M. Pierre a enseigné les mathématiques jusqu'à sa retraite en 1997. Il a aussi été très engagé dans sa communauté, notamment à titre de membre du conseil d'administration du cégep de Saint-Jean-sur-Richelieu et président du Club Lion local. Il est aussi l'auteur du livre Explique-moi Haïti, publié en 2006.

Sérieux problèmes éthiques

Mais l'AQAADI n'en démord pas. Pour elle, l'expérience politique haïtienne du nouveau commissaire pose de sérieux problèmes éthiques. «Il a été chef de cabinet du premier ministre lors du règne d'Aristide. Il s'agit d'un poste où on doit prendre des décisions et donner des directives», souligne Me Handfield.

Jean-Bertrand Aristide a été élu démocratiquement et accueilli en sauveur à la tête de son pays en 1990. Son étoile a été assombrie par toutes sortes de crimes commis lorsque son parti, Fanmi Lavalas, était au pouvoir. La réélection d'Aristide en 2000 avait été aussitôt contestée en raison d'irrégularités. Sous son régime, la mise en place d'une politique de «zéro tolérance» en matière de criminalité s'était accompagnée d'une augmentation des homicides commis par la police, notamment contre des adversaires politiques et des journalistes.

Ces comportements avaient d'ailleurs été dénoncés par Amnistie internationale dans son rapport de 2002. Aristide a été poussé à l'exil en 2004. Il habite aujourd'hui en Afrique. L'ex-premier ministre Yvon Neptune avait pour sa part été incarcéré pour son implication présumée dans un massacre d'opposants à l'ex-président Jean-Bertrand Aristide.

Sous le couvert de l'anonymat, une avocate montréalaise en droit de l'immigration a qualifié d'«odieuse» et d'«aberrante» la nomination de Pharès Pierre. «Le gouvernement canadien nomme un tenant du pouvoir et un décideur qui a non seulement fait partie de ce régime qui a commis des exactions, mais l'a instauré et a été complice de ses infrastructures», dénonce la juriste dans un courriel envoyé à l'AQAADI.

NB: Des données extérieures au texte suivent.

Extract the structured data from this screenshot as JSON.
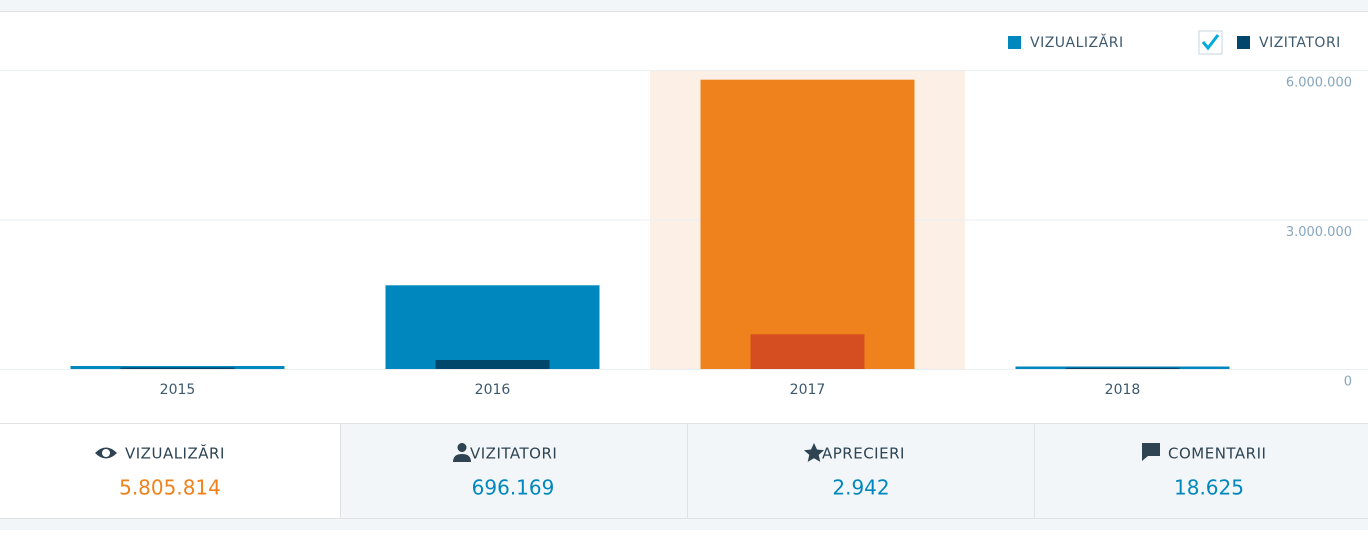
{
  "chart_data": {
    "type": "bar",
    "categories": [
      "2015",
      "2016",
      "2017",
      "2018"
    ],
    "series": [
      {
        "name": "VIZUALIZĂRI",
        "color": "#0087be",
        "highlight_color": "#f0821e",
        "values": [
          60000,
          1680000,
          5805814,
          50000
        ]
      },
      {
        "name": "VIZITATORI",
        "color": "#00476b",
        "highlight_color": "#d54e21",
        "values": [
          30000,
          180000,
          696169,
          25000
        ]
      }
    ],
    "highlight": "2017",
    "ylim": [
      0,
      6000000
    ],
    "yticks": [
      0,
      {
        "value": 3000000,
        "label": "3.000.000"
      },
      {
        "value": 6000000,
        "label": "6.000.000"
      }
    ],
    "grid": true
  },
  "tabs": [
    {
      "label": "VIZUALIZĂRI",
      "value": "5.805.814"
    },
    {
      "label": "VIZITATORI",
      "value": "696.169"
    },
    {
      "label": "APRECIERI",
      "value": "2.942"
    },
    {
      "label": "COMENTARII",
      "value": "18.625"
    }
  ]
}
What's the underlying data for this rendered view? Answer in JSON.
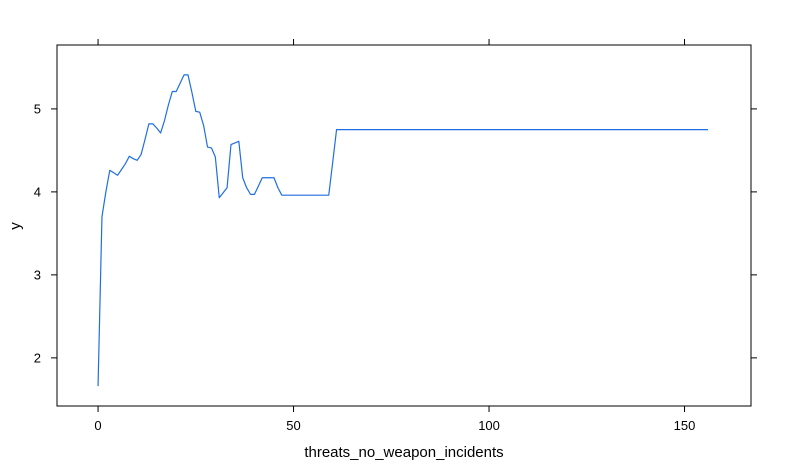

Cette avocate s'est aussi dite «estomaquée» par la nomination du nouveau commissaire. «Avec le profil politique de cet individu, ayant appartenu à deux gouvernements de son pays d'origine (Haïti), durant deux périodes durant lesquelles les régimes en place commettaient des atrocités, je vous soumets qu'il ne devrait pas être considéré comme habile à siéger à ce tribunal qu'est la Commission de l'immigration et du statut de réfugiés (CISR), quelle que soit la section», plaide-t-elle.

La nomination d'un nouveau commissaire relève du ministre de Citoyenneté et Immigration Canada lui-même. Chaque candidature est d'abord recommandée par la CISR, puis étudiée selon plusieurs critères par le bureau du Conseil privé.

Celle de Pharès Pierre a été recommandée par le bureau montréalais de la CISR. Son porte-parole s'est contenté de nous renvoyer au cabinet du ministre Kenney lui-même pour obtenir des explications. «C'est là qu'on fait les vérifications de sécurité», explique Stéphane Malépart, selon qui la CISR doit se baser sur une grille d'évaluation disponible sur le site internet du Ministère pour approuver les candidatures.

Au cabinet du ministre, on nous a redirigé au bureau du Conseil privé, qui relève directement du premier ministre conservateur. Mais personne, au Conseil privé, au ministère de Citoyenneté et Immigration et au cabinet du ministre Jason Kenney n'a voulu commenter le dossier, malgré les demandes répétées de La Presse.

Joint au téléphone, Pharès Pierre a dit ne pas être autorisé à répondre aux questions à ce sujet.